Ibovespa sobe com mudanças no tarifaço de Trump e agenda econômica intensa
Ibovespa sobe com tarifaço de Trump e agenda econômica intensa

Ibovespa registra alta com atenção ao tarifaço de Trump e agenda econômica carregada

O Ibovespa apresenta movimento de alta nesta segunda-feira, 23 de fevereiro de 2026, com o mercado financeiro brasileiro atento às mudanças no tarifaço anunciadas pelo presidente dos Estados Unidos, Donald Trump. O índice principal da B3 subia aproximadamente 0,20% por volta das 12h, alcançando 190.899 mil pontos, enquanto o dólar comercial recuava 0,57%, cotado a 5,14 reais.

Impacto das novas tarifas internacionais no comércio global

De acordo com um estudo da Global Trade Alert, organização independente que monitora políticas de comércio internacional, o Brasil será o país com maior redução nas tarifas médias aplicadas pelos Estados Unidos, com uma queda expressiva de 13,6 pontos percentuais. Na sequência, aparecem China, com recuo de 7,1 pontos, e Índia, com diminuição de 5,6 pontos.

Em contrapartida, aliados importantes dos Estados Unidos, como Reino Unido (com aumento de 2,1 pontos), União Europeia (alta de 0,8 ponto) e Japão (elevação de 0,4 ponto), estão entre os que passarão a enfrentar tarifas mais altas com a nova alíquota.

A medida tarifária foi adotada após a Suprema Corte dos Estados Unidos considerar ilegais grande parte das tarifas anteriores impostas por Trump com base na Lei de Poderes Econômicos de Emergência Internacional.

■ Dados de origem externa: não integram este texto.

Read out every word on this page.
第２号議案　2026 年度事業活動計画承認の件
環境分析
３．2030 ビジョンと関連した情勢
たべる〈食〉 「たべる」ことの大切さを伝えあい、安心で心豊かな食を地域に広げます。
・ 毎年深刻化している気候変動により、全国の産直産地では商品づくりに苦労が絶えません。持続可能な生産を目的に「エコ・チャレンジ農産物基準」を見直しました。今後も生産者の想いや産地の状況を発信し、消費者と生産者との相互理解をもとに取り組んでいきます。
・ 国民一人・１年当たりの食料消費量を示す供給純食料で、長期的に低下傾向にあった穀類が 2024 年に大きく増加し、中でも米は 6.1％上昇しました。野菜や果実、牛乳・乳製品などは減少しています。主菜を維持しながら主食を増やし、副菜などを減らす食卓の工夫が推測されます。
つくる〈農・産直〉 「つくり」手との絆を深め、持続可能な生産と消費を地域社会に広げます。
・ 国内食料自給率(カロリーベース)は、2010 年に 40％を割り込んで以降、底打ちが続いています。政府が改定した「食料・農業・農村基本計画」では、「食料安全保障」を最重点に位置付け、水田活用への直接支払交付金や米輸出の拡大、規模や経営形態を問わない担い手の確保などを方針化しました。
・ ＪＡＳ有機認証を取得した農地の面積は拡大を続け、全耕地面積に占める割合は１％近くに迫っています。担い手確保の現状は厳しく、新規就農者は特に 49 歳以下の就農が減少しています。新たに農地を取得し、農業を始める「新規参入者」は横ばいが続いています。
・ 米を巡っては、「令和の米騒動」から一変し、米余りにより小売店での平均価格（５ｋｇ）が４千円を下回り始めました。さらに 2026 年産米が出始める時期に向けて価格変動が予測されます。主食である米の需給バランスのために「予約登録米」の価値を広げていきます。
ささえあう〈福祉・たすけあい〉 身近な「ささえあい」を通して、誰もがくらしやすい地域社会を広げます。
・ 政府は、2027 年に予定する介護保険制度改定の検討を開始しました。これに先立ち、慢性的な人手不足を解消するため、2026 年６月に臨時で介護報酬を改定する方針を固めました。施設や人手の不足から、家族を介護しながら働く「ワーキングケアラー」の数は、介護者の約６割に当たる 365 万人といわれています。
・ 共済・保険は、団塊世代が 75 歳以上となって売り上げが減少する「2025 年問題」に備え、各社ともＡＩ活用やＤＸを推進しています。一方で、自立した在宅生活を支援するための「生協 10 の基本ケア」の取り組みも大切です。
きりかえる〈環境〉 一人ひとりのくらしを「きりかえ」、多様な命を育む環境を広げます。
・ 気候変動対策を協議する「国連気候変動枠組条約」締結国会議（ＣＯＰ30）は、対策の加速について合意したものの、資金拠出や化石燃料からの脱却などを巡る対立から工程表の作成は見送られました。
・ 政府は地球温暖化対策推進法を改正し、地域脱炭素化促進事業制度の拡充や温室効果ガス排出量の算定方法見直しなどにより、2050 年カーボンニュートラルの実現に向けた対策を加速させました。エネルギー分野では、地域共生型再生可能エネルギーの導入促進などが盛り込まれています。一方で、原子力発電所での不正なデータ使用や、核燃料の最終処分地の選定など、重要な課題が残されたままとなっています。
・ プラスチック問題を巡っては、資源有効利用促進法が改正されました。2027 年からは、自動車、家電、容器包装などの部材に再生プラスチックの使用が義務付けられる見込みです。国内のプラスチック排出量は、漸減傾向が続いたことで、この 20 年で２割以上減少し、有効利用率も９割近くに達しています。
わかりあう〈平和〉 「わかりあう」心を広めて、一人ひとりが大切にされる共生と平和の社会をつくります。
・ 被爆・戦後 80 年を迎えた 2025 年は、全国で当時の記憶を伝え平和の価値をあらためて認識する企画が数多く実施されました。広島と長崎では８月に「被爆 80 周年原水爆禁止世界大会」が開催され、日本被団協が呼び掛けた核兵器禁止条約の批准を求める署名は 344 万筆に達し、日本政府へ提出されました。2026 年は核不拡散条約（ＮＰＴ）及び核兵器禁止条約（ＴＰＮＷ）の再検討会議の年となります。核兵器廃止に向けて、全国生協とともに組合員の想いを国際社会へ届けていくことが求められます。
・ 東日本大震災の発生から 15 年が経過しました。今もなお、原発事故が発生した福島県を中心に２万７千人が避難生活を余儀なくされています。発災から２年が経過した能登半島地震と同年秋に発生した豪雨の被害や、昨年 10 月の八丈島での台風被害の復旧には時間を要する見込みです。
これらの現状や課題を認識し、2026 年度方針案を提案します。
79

Diante da decisão judicial, o presidente norte-americano anunciou inicialmente uma tarifa geral de 10%, posteriormente elevada para 15%.

A nova alíquota entra em vigor na terça-feira, 24 de fevereiro, e terá validade de 150 dias, dependendo de nova autorização do Congresso dos Estados Unidos.

Agenda econômica da semana: inflação, emprego e balanços corporativos

No cenário doméstico, o mercado aguarda com expectativa os dados da prévia da inflação por meio do Índice de Preços ao Consumidor Amplo – 15 (IPCA-15), que deve apresentar um avanço de 0,56% conforme projeções do Bradesco. Esses números podem balizar significativamente as expectativas para possíveis cortes na taxa de juros pelo Banco Central.

Paralelamente, será divulgado o Cadastro Geral de Empregados e Desempregados (Caged), que pode mostrar a criação de aproximadamente 84 mil vagas formais de emprego em janeiro. Ambos os indicadores macroeconômicos serão publicados na próxima sexta-feira, 27 de fevereiro.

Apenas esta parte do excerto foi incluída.